Import regression results (coefficient tables, betas) from AHS and ASEC analyses and compare drivers/barriers of multigenerational living across data sources. Optionally include NHGIS-based results if `nhgis_analysis_ready.csv` and/or saved result tables exist.

In [None]:
import os
import sys
import pandas as pd

REPO_ROOT = os.path.dirname(os.getcwd()) if os.path.basename(os.getcwd()) == "notebooks" else os.getcwd()
sys.path.insert(0, os.path.join(REPO_ROOT, "scripts"))

DATA_PROCESSED = os.path.join(REPO_ROOT, "data", "processed")
OUTPUT = os.path.join(REPO_ROOT, "output")
os.makedirs(OUTPUT, exist_ok=True)

In [None]:
# Load coefficient tables from each source (if saved by analysis notebooks).
# Alternatively re-run run_ols_pipeline for each dataset and compare in memory.
sources = []
for name, f in [("AHS", "ahs_analysis_ready.csv"), ("ASEC", "asec_analysis_ready.csv"), ("NHGIS", "nhgis_analysis_ready.csv")]:
    path = os.path.join(DATA_PROCESSED, f)
    if os.path.isfile(path):
        sources.append((name, path))
print("Available:", [s[0] for s in sources])

In [None]:
from core_metrics import run_ols_pipeline

comparison = {}
for name, path in sources:
    df = pd.read_csv(path)
    wcol = "_total_hh" if "_total_hh" in df.columns else None
    res = run_ols_pipeline(df, target_col="Multigen_Rate", weight_col=wcol)
    comparison[name] = {"beta_table": res["beta_table"], "coef_table": res["coef_table"], "r2": res["ols_robust"].rsquared, "n": int(res["ols_robust"].nobs)}
    print(f"{name}: R²={res['ols_robust'].rsquared:.4f}, N={res['ols_robust'].nobs:.0f}")

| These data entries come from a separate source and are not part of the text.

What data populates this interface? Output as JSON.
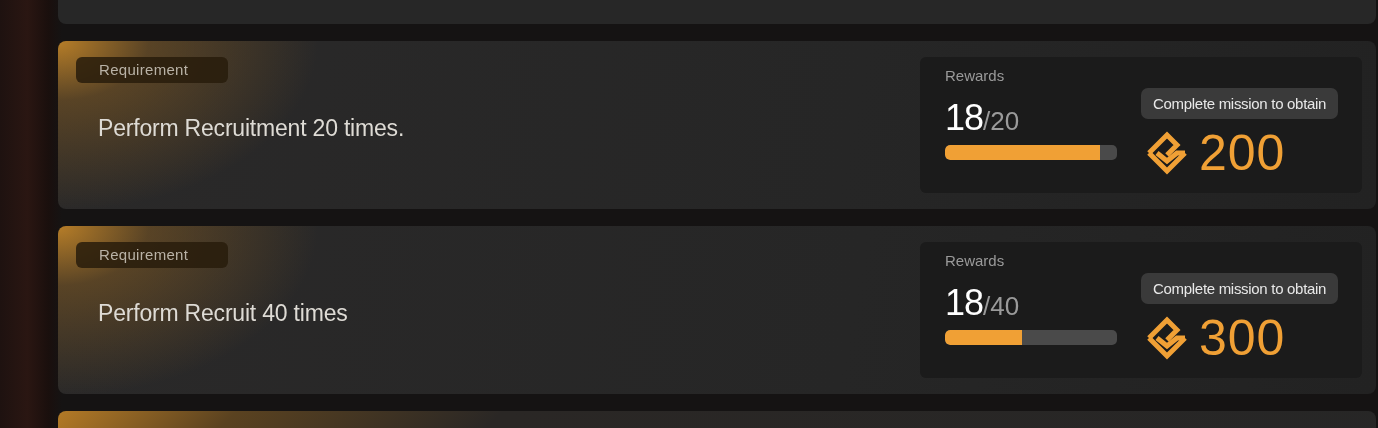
{
  "missions": [
    {
      "tag": "Requirement",
      "description": "Perform Recruitment 20 times.",
      "rewards_label": "Rewards",
      "progress": "18",
      "target": "/20",
      "level": 0.9,
      "reward_status": "Complete mission to obtain",
      "reward_amount": "200"
    },
    {
      "tag": "Requirement",
      "description": "Perform Recruit 40 times",
      "rewards_label": "Rewards",
      "progress": "18",
      "target": "/40",
      "level": 0.45,
      "reward_status": "Complete mission to obtain",
      "reward_amount": "300"
    }
  ]
}
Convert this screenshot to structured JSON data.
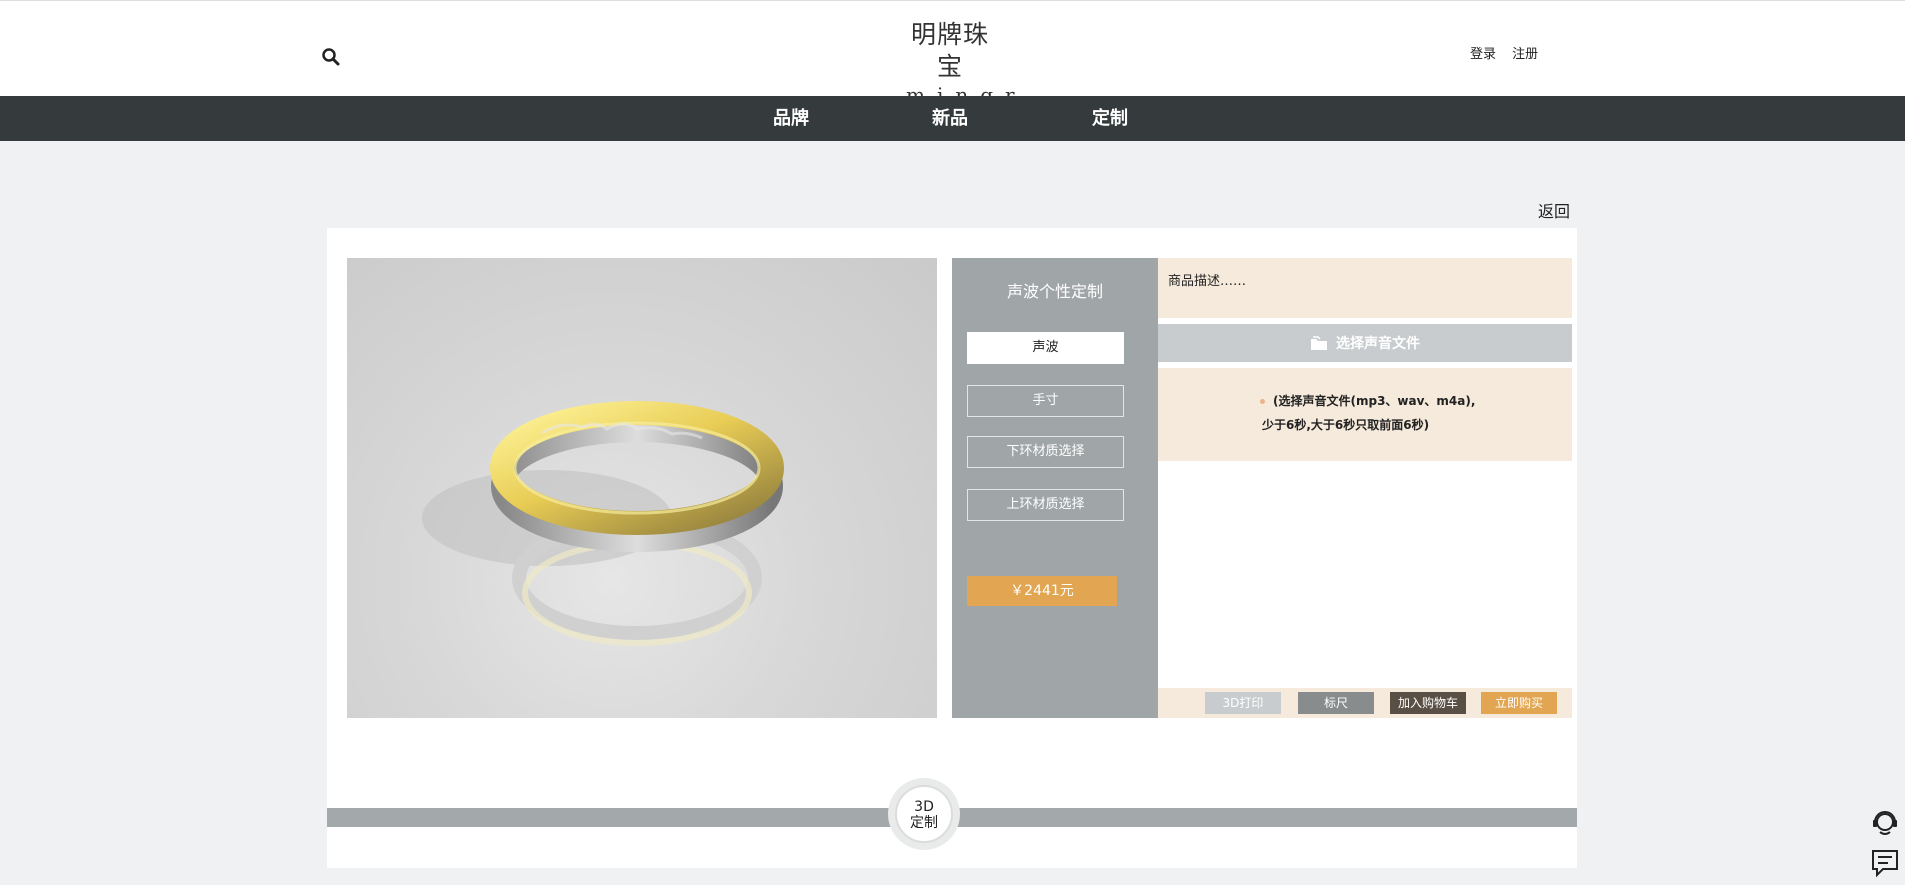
{
  "header": {
    "logo_cn": "明牌珠宝",
    "logo_en": "mingr",
    "login": "登录",
    "register": "注册"
  },
  "nav": [
    {
      "label": "品牌"
    },
    {
      "label": "新品"
    },
    {
      "label": "定制"
    }
  ],
  "back_label": "返回",
  "options": {
    "title": "声波个性定制",
    "items": [
      {
        "label": "声波"
      },
      {
        "label": "手寸"
      },
      {
        "label": "下环材质选择"
      },
      {
        "label": "上环材质选择"
      }
    ],
    "price": "￥2441元"
  },
  "description": "商品描述……",
  "choose_file_label": "选择声音文件",
  "hint": {
    "line1": "(选择声音文件(mp3、wav、m4a),",
    "line2": "少于6秒,大于6秒只取前面6秒)"
  },
  "actions": [
    {
      "label": "3D打印",
      "color": "#c8ccce"
    },
    {
      "label": "标尺",
      "color": "#888c8d"
    },
    {
      "label": "加入购物车",
      "color": "#5a4f45"
    },
    {
      "label": "立即购买",
      "color": "#e2a551"
    }
  ],
  "badge": {
    "line1": "3D",
    "line2": "定制"
  },
  "colors": {
    "nav": "#353b3c",
    "accent": "#e2a551",
    "panel": "#a0a6a8",
    "cream": "#f5eadb"
  }
}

## Compare standardized (beta) coefficients across sources

Merge beta tables on `Feature` to compare effect sizes across AHS, ASEC, and NHGIS.

In [None]:
beta_dfs = {name: comp["beta_table"][["Feature", "Beta_Coef", "Beta_pval"]].rename(columns={"Beta_Coef": name + "_Beta", "Beta_pval": name + "_pval"}) for name, comp in comparison.items()}
merged = beta_dfs[list(beta_dfs)[0]]
for name in list(beta_dfs)[1:]:
    merged = merged.merge(beta_dfs[name], on="Feature", how="outer")
merged.head(12)